Uranus was a terrible father. He tried to take the children from Gaia and imprison them. So she plotted with the Titans against Uranus. Gaia gave Cronus, the youngest of the Titans, a flint and a sickle to use against his father. Cronus fought Uranus and castrated him. His nether bits fell into the ocean and from their blood sprang the furies, from the foam came Aphrodite.
This act might have been where the name Titan came from. Kind of like how Trump brands everyone he doesn’t like with a pejorative, Titans may have come from a source word that meant strained ones, but Hesiod is alone in that interpretation.
In some versions of the myth, it’s not Uranus that Cronus overthrew at all, but a serpent who was trying to devour the world called Ophion.
Whatever Cronus hit with that sickle, the imagery stuck. That sickle became Cronus’s calling card and made it into almost every image of Cronus ever produced. Because of that, he was frequently associated with the harvest and had an entire day dedicated to him around harvest time.
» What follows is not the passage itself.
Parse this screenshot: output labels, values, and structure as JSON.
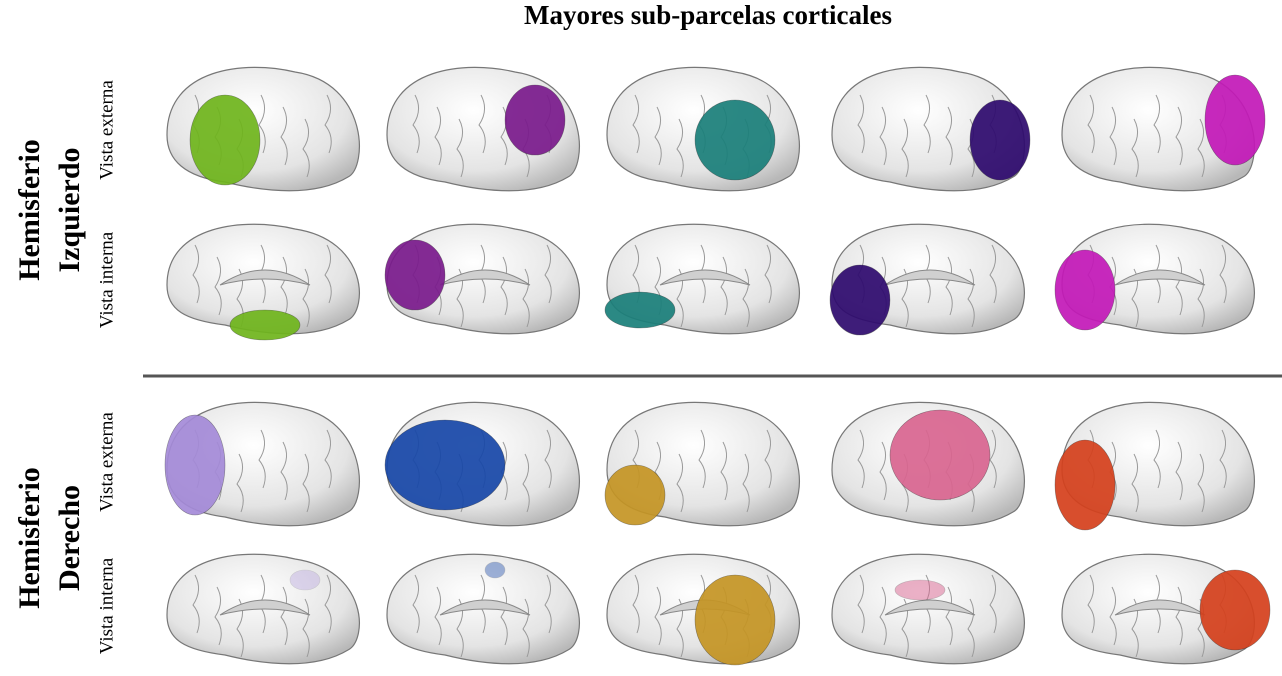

all the myths agree that the period of time when he ruled was called the Golden Age, because for a short time, there were no rules. Everyone just did the right thing because it was the right thing to do. Who “everyone” was is kind of unclear. Man shouldn’t have been around at this time, except in some versions of the myth they were. There were a lot of Titans, but a lot in the sense that it would be a crowded classroom, not a crowded school. It would have been a fairly manageable crowd given that he’d sent anyone who might even consider disagreeing with him, like the Giants and the Cyclopes, into Tartarus and ate any children who may decide to shake things up in the future.
Rhea and Cronus had five children before Rhea got tired of her babies getting devoured. When child number six was born, Rhea tricked Cronus and gave him a stone instead.
That child was Zeus.
Because Cronus ruled the earth and the sky, Zeus had to be suspended from the ground by a rope so he was never fully in either realm. He grew up this way and when the time was right, went against his father to avenge his siblings.
He managed to trick Cronus into drinking a potion that made him vomit up Zeus’s siblings. These children were Hera, Poseidon, Hades, Hestia, and Demeter. Zeus also freed the giants and the Cyclopes. Together, they fought Cronus and most of the remaining Titans and won and Zeus became god of Olympus.
Cronus and the Titans were cast into Tartarus, or possible a cave of Nyx, as punishment for their treatment of the Olympians.
Lifetimes later, Zeus released the Titans and made Cronus the king of Elysium. That’s still in the Underworld, so it’s not like he truly released them. Just relocated their prison to a nicer one. Or if you’re Roman, he became a kind of supreme court judge, settling disputes amongst the gods.